Donnerstag, 29. März 2012, 19 Uhr
Ausstellungstour

Mit Sophie Goltz (n.b.k. Kommunikation und Bildung)

Die Ausstellung von David Zink Yi (geboren 1973 in Lima / Peru) im Neuen Berliner Kunstverein präsentiert neben der erstmals in Berlin gezeigten Videoinstallation Horror Vacui (2009) die neue Fotoserie aus der Reihe Twilight Images. Die Motive der Silvergelatine-Prints auf Barytpapier zeigen einen öffentlichen Park in Havanna bei Nacht. Im Bild Havannas und Kubas überlagern sich die Themen und Interessensgebiete Zink Yis: sozialrevolutionäre Utopie, nackte sozialistische Realität, die Kulte und Riten der afro-kubanischen Bevölkerung. Die Schwarz-Weiß-Langzeitbelichtungen dokumentieren ein feinsinniges Lichtspiel, ein Zwielicht, das durch die Präsentation im Ausstellungsraum verstärkt wird.
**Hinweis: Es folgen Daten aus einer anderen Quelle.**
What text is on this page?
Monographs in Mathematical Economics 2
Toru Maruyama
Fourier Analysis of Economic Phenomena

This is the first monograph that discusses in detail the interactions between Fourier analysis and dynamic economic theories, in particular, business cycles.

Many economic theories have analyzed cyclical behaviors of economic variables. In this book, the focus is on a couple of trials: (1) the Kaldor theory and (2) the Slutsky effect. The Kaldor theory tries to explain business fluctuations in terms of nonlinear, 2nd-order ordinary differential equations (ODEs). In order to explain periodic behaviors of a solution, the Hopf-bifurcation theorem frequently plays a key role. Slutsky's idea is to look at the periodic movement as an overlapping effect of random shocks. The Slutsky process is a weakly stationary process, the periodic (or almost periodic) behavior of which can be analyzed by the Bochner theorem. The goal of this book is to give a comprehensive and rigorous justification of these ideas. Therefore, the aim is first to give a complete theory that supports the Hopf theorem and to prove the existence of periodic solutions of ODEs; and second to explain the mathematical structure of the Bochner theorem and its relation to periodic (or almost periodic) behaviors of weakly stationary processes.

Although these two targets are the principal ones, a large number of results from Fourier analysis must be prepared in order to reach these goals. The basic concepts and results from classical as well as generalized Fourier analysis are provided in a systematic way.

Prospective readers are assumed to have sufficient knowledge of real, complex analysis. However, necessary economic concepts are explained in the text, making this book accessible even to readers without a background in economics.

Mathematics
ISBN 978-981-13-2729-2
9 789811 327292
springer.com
Im Mittelpunkt der Ausstellung und des zur Ausstellung erscheinenden Künstlerbuchs steht die zweikanalige Videoinstallation
Horror Vacui. Die zweistündige Arbeit dokumentiert Proben der Latin-Band De Adentro y Afuera, die Zink Yi gemeinsam mit kubanischen MusikerInnen gründete, kombiniert mit Aufnahmen von Ritualen afro-kubanischen Ursprungs: die drei Rituale Cajon, Tambor Batá und Wiro aus dem Palo Monte, einem afro-kubanischen, mit der Santería verwandten Kult und der Religion der Yoruba, die – hauptsächlich in Nigeria und Benin praktiziert – den Ursprung einer ganzen Reihe von religiösen Traditionen in unterschiedlichen Ländern Lateinamerikas bilden. Zink Yi, der die Proben der Band und die rituellen Praktiken im Video gleichberechtigt nebeneinander stellt, thematisiert die strukturelle Ähnlichkeit zwischen der Musikproduktion und den religiösen Handlungen. Zink Yi beleuchtet in Horror Vacui Praktiken der individuellen und gemeinschaftlichen Identitätsstiftung, die jenseits von Modellen der Identitätsbehauptung in aggressiven Gegensatzpaaren entstehen können. Der Künstler zeigt uns Alternativen zu restriktiven, auf Machtverhältnissen und Inferiorität beruhenden Vorstellungen kultureller Identität auf.